Based on this article: https://www.joshfinnie.com/blog/using-webassembly-created-in-rust-for-fast-react-components/
https://www.rust-lang.org/learn/get-started
Install Rustup (a Rust installer and version management tool):
curl --proto '=https' --tlsv1.2 -sSf https://sh.rustup.rs | sh
This automatically install Cargo as well.
To add dependencies (à la npm), we can use cargo-edit:
# Install cargo-edit
cargo install cargo-edit
# Add wasm-bindgen dependency
cargo add wasm-bindgen
Add wasm32-unknown-unknown
Rust target:
rustup target add wasm32-unknown-unknown
Build Rust app with target:
cargo build --target wasm32-unknown-unknown
Install wasm-bindgen-cli
:
cargo install -f wasm-bindgen-cli
Create a wrapping around the WebAssembly code for our React code:
wasm-bindgen target/wasm32-unknown-unknown/debug/test_rust_wasm_react.wasm --out-dir build
All-in-one command:
npm run build
Serve the dist:
npx serve dist
Seems really easy to get started. TypeScript types are also generated, which is pretty cool.
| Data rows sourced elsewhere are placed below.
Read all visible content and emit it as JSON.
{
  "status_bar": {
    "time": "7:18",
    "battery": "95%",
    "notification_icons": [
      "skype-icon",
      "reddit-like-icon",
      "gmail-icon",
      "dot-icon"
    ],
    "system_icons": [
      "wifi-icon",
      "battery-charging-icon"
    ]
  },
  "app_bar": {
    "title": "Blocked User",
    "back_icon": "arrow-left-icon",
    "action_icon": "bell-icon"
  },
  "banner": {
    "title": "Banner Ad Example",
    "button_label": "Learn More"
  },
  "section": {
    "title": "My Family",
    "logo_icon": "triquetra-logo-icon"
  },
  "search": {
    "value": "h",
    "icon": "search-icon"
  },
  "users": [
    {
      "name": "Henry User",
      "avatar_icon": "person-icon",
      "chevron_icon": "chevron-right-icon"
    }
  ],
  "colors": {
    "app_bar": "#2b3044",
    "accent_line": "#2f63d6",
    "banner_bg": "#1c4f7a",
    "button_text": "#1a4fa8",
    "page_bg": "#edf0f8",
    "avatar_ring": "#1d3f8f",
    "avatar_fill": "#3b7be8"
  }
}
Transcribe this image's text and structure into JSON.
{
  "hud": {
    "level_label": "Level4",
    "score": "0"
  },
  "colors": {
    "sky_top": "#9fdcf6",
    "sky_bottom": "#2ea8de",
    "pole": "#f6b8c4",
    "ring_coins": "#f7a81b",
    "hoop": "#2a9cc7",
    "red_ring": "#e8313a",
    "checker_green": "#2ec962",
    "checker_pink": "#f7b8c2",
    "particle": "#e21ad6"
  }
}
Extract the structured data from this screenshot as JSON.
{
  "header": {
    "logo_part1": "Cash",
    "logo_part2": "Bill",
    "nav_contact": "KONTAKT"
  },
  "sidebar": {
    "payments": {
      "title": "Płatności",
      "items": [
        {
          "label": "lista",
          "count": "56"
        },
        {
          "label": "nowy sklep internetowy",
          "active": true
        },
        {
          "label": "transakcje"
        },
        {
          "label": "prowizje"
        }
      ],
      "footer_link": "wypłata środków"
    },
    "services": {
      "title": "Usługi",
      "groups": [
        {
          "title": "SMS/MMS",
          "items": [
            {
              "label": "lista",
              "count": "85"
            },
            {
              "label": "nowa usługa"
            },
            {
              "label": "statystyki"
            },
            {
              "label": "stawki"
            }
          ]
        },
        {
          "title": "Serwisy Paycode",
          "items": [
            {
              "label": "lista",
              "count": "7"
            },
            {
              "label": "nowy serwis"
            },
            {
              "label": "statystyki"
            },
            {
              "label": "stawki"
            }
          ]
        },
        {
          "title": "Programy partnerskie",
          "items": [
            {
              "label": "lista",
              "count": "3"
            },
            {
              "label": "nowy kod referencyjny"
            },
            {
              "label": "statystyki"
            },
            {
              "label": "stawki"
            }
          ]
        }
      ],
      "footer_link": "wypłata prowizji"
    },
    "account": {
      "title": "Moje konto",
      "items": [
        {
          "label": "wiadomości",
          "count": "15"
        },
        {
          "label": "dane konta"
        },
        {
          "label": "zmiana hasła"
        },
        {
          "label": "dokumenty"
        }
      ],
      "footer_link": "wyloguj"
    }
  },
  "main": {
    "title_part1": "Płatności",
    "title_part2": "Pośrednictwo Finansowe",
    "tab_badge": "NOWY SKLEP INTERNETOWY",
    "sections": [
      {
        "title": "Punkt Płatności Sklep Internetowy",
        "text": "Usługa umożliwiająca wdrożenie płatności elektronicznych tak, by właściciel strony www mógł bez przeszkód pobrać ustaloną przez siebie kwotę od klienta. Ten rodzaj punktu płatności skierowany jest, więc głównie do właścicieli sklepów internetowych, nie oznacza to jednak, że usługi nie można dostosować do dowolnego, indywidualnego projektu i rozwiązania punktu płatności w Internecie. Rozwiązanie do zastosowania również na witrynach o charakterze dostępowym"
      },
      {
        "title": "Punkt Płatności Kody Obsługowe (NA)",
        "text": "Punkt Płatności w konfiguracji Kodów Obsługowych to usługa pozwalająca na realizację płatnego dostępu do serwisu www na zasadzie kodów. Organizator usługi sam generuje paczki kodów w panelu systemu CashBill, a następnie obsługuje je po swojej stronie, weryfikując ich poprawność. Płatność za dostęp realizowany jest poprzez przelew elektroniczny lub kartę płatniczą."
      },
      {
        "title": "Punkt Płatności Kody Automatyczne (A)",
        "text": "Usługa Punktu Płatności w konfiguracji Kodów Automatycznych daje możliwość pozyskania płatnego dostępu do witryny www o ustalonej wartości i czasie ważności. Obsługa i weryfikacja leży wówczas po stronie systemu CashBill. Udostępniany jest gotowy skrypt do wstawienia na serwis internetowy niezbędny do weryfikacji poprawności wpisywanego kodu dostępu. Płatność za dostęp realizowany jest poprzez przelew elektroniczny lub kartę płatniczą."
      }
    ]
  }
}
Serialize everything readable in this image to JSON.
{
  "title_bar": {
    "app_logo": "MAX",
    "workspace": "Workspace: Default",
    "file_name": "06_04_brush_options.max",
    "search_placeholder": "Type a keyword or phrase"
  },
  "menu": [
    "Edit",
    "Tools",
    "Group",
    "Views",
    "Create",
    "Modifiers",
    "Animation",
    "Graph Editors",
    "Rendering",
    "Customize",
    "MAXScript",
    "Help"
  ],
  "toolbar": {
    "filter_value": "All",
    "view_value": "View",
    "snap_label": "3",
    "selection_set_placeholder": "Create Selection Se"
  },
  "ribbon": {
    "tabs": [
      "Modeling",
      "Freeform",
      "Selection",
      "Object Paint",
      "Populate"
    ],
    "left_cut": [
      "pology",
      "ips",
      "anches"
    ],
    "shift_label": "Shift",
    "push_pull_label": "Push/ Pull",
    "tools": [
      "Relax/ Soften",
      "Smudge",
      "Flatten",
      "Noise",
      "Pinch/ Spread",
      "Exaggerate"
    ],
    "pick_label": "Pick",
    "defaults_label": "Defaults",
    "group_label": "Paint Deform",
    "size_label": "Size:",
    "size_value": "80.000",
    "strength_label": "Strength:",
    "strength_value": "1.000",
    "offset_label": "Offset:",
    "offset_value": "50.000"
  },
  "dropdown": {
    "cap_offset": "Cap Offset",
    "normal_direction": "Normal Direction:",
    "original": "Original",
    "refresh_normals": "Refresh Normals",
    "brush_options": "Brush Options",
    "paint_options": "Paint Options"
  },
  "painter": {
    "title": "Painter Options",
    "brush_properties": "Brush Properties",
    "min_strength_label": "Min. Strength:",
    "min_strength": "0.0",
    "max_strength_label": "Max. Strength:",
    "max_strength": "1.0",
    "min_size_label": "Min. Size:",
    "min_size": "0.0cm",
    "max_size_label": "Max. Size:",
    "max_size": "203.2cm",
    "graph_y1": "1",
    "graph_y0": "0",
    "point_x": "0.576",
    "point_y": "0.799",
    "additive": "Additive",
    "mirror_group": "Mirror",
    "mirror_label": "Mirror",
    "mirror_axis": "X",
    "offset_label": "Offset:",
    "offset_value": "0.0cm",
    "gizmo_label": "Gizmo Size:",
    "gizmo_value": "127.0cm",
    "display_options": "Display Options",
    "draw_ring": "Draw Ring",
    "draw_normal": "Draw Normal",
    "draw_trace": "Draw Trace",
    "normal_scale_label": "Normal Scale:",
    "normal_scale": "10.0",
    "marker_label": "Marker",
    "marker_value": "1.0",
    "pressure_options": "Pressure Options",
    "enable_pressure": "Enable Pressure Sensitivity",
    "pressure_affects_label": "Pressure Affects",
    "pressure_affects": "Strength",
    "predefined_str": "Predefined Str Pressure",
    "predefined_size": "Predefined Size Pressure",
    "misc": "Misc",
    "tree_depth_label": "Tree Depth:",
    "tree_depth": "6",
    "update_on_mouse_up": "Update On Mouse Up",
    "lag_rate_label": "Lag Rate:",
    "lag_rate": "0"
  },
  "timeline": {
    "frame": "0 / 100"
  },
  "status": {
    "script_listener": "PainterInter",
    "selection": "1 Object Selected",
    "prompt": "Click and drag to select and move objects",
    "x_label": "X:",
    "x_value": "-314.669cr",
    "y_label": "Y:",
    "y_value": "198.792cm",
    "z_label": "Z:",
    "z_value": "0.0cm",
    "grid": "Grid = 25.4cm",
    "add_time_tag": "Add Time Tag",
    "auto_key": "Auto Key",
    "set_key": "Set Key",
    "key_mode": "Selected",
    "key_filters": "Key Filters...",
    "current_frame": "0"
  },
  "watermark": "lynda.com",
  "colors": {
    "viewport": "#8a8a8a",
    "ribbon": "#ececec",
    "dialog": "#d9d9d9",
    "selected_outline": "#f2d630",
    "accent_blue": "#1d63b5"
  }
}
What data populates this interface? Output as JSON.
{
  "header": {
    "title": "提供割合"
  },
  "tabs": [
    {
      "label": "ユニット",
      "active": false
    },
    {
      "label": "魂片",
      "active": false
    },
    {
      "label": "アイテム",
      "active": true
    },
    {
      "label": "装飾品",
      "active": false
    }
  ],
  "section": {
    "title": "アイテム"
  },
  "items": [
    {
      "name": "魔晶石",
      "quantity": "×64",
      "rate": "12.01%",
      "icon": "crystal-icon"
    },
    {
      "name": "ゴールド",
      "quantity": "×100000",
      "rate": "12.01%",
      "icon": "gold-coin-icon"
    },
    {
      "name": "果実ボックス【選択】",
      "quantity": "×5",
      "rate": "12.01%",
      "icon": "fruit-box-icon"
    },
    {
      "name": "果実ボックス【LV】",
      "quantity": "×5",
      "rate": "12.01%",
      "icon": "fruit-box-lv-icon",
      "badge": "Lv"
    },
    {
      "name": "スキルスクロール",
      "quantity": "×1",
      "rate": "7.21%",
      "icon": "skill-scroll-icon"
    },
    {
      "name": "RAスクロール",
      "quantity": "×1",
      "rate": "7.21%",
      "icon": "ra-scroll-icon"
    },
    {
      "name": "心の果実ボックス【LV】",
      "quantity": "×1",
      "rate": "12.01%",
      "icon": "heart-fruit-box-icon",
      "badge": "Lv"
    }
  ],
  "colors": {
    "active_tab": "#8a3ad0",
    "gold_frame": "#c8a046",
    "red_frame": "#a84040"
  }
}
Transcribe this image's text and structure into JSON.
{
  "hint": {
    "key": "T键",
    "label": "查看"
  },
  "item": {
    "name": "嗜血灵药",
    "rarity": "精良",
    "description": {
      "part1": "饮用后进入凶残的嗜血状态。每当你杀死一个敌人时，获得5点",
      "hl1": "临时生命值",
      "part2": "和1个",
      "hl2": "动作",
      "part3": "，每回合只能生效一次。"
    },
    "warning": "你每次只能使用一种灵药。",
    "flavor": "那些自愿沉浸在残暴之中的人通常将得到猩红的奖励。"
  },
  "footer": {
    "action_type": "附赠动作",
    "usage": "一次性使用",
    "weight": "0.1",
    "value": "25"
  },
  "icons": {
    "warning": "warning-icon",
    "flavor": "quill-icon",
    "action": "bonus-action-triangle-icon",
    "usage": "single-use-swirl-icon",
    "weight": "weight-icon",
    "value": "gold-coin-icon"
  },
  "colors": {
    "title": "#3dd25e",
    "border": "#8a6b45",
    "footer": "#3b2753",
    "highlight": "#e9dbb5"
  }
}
Compiling secp256k1 on Mac M1:
brew install llvm
# M1
export CC=/opt/homebrew/opt/llvm/bin/clang
export AR=/opt/homebrew/opt/llvm/bin/llvm-ar
npm run build
npx serve dist
The goal is to run https://docs.rs/secp256k1/latest/secp256k1/ in the browser.
Installing the dependencies was REALLY painful. Getting it to work in the browser was not straightforward.
Or maybe I'm just lacking experience in Rust.